Carl DeMaio has been blunt about what he sees as a pattern: big promises from Sacramento followed by bigger bills for taxpayers. He framed the problem as systemic, not accidental, arguing that loose controls and politicized priorities invite abuse. That framing underpins much of the Republican critique of California governance right now.

On the show he pulled no punches when referencing other governors and scandals to make his point about scale and consequences. He said, “When the billion dollars of fraud came out against Minnesota Governor Tim Walz, Gavin Newsom’s like, ‘Bitch, hold my beer.’ Because he has tens of billions of” and left the comparison crystal clear. The line landed hard with listeners because it ties a national example to a local leader in a way that’s easy to visualize.

DeMaio’s angle isn’t subtle: taxpayers are paying for both bad choices and sloppy oversight. He argues that when state officials prioritize political image over sound accounting, the result is chaotic budgets and buried liabilities. That’s a message Republicans have used to press for audits and stricter rules around spending.

Republicans point to big-ticket programs that balloon without clear accountability as proof the system is broken. They say one-off emergency measures too often become permanent budget fixtures with no sunset clauses or performance metrics. That dynamic, they argue, creates a culture where money is spent first and questions come later.

The political impact matters because voters respond to visible, tangible failures more than abstract policy debates.
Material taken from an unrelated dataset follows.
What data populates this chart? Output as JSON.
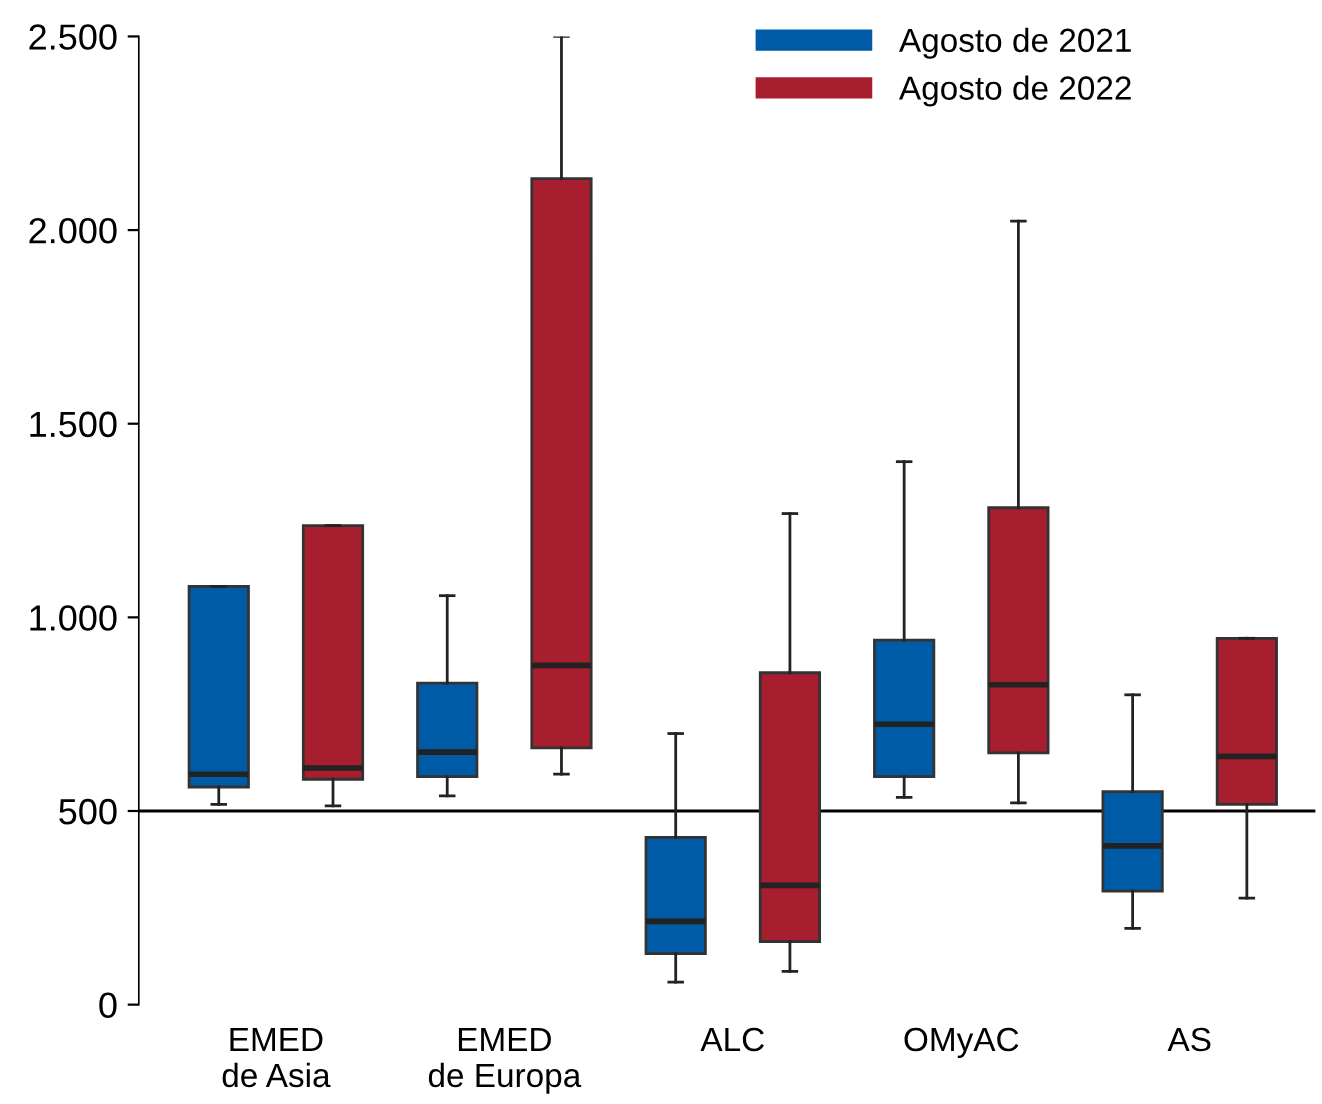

When funds go missing or programs underdeliver, the public hears an explanation about complexity instead of an apology and a fix. DeMaio and like-minded conservatives want accountability mechanisms that deliver certainty, not speeches that dodge responsibility.

Another strand of the argument targets bureaucratic incentives inside the state. When agencies are evaluated on the size of their budgets rather than outcomes, priorities skew toward spending and expansion. Republicans call for performance benchmarks and independent oversight so dollars follow results rather than headlines.

DeMaio also highlights the ripple effects on the private sector and middle-class families who must absorb higher taxes or reduced services. Businesses in California face cost pressures that Democrats rarely address with the same urgency, according to his critique. The result, he warns, is an economy that looks strong on some indicators but feels brittle to people who pay the bills.

From a political standpoint, these criticisms are designed to frame elections as choices between accountability and endless spending. Republicans want to turn citizen frustration into support for governors and legislators who promise tighter controls and clearer fiscal rules. DeMaio’s remarks are part of that broader push to make accountability a winning issue.

Calls for audits, transparent contracting, and stronger fraud prevention measures follow naturally from this line of attack. Republicans press for routine independent reviews and criminal penalties when officials or vendors break the law. The goal is to change the incentives so public servants manage money as if it were their own.

The immediate effect of this rhetoric is to keep Sacramento under pressure and force public conversations about oversight. Whether that yields meaningful reform depends on political will and the willingness of voters to demand changes. DeMaio’s message is short and sharp: stop the excuses, put systems in place, and let taxpayers see results without smoke and mirrors.